Outcomes and factors affecting survival were analyzed in 5347 consecutive OLTs performed in 3752 adults and 822 children between 1984 and 2012, including comparisons of recipient and donor characteristics, graft and patient outcomes, and postoperative morbidity before (n = 3218) and after (n = 2129) implementation of the MELD allocation system. Independent predictors of survival were identified.
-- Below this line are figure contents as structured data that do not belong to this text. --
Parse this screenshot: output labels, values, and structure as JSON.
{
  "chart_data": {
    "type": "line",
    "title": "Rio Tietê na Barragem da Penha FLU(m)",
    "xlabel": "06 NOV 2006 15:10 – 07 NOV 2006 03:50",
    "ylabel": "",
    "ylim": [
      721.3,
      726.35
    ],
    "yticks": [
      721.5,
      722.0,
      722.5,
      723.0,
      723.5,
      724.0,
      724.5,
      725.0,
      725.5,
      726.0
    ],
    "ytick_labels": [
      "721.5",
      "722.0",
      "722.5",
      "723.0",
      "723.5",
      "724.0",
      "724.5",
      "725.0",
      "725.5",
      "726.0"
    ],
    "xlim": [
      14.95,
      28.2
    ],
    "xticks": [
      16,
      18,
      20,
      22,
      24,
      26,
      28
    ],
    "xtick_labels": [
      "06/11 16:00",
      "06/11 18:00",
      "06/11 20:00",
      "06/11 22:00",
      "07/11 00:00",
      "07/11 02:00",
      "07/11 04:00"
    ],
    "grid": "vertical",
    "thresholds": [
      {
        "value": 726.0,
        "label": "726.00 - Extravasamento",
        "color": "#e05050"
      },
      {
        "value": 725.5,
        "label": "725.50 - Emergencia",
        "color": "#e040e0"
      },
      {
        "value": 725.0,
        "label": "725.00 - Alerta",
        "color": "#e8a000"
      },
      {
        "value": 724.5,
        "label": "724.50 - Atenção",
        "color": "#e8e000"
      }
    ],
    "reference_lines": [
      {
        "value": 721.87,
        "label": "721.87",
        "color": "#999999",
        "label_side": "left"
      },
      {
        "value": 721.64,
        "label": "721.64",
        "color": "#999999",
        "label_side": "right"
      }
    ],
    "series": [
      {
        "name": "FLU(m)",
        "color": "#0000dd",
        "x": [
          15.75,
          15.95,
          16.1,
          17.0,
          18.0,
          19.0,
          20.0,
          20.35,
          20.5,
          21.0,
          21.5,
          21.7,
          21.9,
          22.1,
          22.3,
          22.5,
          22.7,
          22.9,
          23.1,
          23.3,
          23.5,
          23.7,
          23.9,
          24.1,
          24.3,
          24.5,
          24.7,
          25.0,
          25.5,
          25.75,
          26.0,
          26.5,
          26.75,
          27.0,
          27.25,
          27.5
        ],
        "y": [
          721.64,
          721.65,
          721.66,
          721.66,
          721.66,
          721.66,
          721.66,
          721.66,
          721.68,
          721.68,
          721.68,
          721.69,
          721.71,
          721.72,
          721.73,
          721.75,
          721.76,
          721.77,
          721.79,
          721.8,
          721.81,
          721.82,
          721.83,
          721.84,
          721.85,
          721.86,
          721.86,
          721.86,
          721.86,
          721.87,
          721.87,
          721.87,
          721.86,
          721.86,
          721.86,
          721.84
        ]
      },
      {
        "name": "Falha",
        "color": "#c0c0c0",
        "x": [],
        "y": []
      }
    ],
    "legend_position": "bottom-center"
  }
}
Overall, 1-, 5-, 10-, and 20-year patient and graft survival estimates were 82%, 70%, 63%, 52%, and 73%, 61%, 54%, 43%, respectively. Recipient survival was best in children with biliary atresia and worst in adults with malignancy. Post-MELD era recipients were older (54 vs 49, P < 0.001), more likely to be hospitalized (50% vs 47%, P = 0.026) and receiving pretransplant renal replacement therapy (34% vs 12%, P < 0.001), and had significantly greater laboratory MELD scores (28 vs 19, P < 0.001), longer wait-list times (270 days vs 186 days, P < 0.001), and pretransplant hospital stays (10 days vs 8 days, P < 0.001). Despite increased acuity, post-MELD era recipients achieved superior 1-, 5-, and 10-year patient survival (82%, 70%, and 65% vs 77%, 66%, and 58%, P < 0.001) and graft survival (78%, 66%, and 61% vs 69%, 58%, and 51%, P < 0.001) compared with pre-MELD recipients. Of 17 recipient and donor variables, era of transplantation, etiology of liver disease, recipient and donor age, prior transplantation, MELD score, hospitalization at time of OLT, and cold and warm ischemia time were independent predictors of survival.


We present the world's largest reported single-institution experience with OLT. Despite increasing acuity in post-MELD era recipients, patient and graft survival continues to improve, justifying the "sickest first" allocation approach.